Petri plates containing solid media provides a large surface area for streaking bacterium and the observation of bacterial colonies.
4. What are bacteria using for nutrients in nutrient agar? What is the purpose of agar?
The agar serves as a gelling agent for solidifiying culture. The others mixed with the agar provide the bacterial nutrients. For example the beef extract mixed with the agar provides amino acids as nutrients.
5. Which environment has the most total bacteria? The least? Provide a reason for the differences in total bacteria in theses two places.
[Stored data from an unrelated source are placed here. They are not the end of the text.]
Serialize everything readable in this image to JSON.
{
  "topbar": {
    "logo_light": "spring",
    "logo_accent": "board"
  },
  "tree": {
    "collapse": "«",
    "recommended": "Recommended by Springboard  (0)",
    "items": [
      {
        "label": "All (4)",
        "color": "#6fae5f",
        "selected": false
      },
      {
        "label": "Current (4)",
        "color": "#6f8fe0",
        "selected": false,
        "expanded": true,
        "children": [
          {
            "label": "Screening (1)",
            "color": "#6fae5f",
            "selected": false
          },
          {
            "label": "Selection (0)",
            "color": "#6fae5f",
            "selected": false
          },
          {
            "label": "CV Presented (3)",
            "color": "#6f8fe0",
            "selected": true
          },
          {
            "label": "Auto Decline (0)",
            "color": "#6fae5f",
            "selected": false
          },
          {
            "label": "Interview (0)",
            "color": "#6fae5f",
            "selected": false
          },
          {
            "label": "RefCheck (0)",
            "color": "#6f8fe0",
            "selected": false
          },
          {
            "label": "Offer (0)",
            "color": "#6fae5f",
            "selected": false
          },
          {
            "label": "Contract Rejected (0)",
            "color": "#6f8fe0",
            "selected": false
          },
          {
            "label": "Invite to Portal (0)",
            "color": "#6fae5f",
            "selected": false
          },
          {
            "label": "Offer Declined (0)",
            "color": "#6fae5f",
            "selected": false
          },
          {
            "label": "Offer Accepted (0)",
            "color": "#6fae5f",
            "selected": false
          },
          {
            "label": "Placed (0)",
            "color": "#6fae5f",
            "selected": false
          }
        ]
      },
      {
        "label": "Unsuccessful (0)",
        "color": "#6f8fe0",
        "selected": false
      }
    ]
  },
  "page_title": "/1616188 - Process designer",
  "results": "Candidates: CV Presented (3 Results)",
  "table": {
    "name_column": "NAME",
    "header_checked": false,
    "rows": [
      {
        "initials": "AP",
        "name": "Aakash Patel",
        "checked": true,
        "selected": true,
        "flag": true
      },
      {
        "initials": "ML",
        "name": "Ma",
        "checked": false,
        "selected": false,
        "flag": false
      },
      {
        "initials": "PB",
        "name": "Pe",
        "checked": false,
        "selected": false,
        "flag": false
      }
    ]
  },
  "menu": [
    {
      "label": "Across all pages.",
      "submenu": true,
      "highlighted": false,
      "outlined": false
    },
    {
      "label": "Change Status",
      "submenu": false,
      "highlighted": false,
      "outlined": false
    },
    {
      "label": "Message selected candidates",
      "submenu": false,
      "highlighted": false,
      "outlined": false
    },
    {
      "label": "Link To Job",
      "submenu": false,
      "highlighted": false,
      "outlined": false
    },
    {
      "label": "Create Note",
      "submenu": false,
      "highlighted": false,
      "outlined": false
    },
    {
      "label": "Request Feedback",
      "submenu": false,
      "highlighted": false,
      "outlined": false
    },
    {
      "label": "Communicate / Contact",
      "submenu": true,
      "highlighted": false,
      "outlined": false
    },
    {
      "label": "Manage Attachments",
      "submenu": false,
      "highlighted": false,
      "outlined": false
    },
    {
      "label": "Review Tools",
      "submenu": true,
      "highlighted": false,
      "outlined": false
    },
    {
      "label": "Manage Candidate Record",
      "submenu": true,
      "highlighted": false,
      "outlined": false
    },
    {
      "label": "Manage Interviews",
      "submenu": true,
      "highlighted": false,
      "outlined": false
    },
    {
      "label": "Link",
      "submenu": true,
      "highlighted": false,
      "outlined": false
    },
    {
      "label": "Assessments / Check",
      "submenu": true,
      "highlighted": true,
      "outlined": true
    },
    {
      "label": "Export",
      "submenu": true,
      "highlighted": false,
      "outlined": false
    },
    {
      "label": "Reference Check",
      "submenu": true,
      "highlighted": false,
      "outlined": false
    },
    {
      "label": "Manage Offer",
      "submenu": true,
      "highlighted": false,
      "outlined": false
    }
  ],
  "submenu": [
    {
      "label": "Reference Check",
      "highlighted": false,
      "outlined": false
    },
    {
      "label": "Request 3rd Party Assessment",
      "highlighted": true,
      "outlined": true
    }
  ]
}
The area on the top of the table that was swiped has the most total bacteria. This is due to its horizontal flat position causing it to be more receptive to microbes especially when not disinfected or cleaned often. On the other hand, the blockboard has no signs of bacteria. This is due to its vertical surface position on the wall causing it not to be receptive to bacteria and it is often cleaned after class.
6. Which environment has the most different bacteria? The least? Provide a reason for the differences in bacteria in these two places?
The environment that has the most different bacteria is the floor. This is due to it high foot traffic location and bacterial accumulation and for not being thoroughly cleaned. The least is the blackboard since it is cleaned often and it vertical surface area is not conducive for bacterial attractions.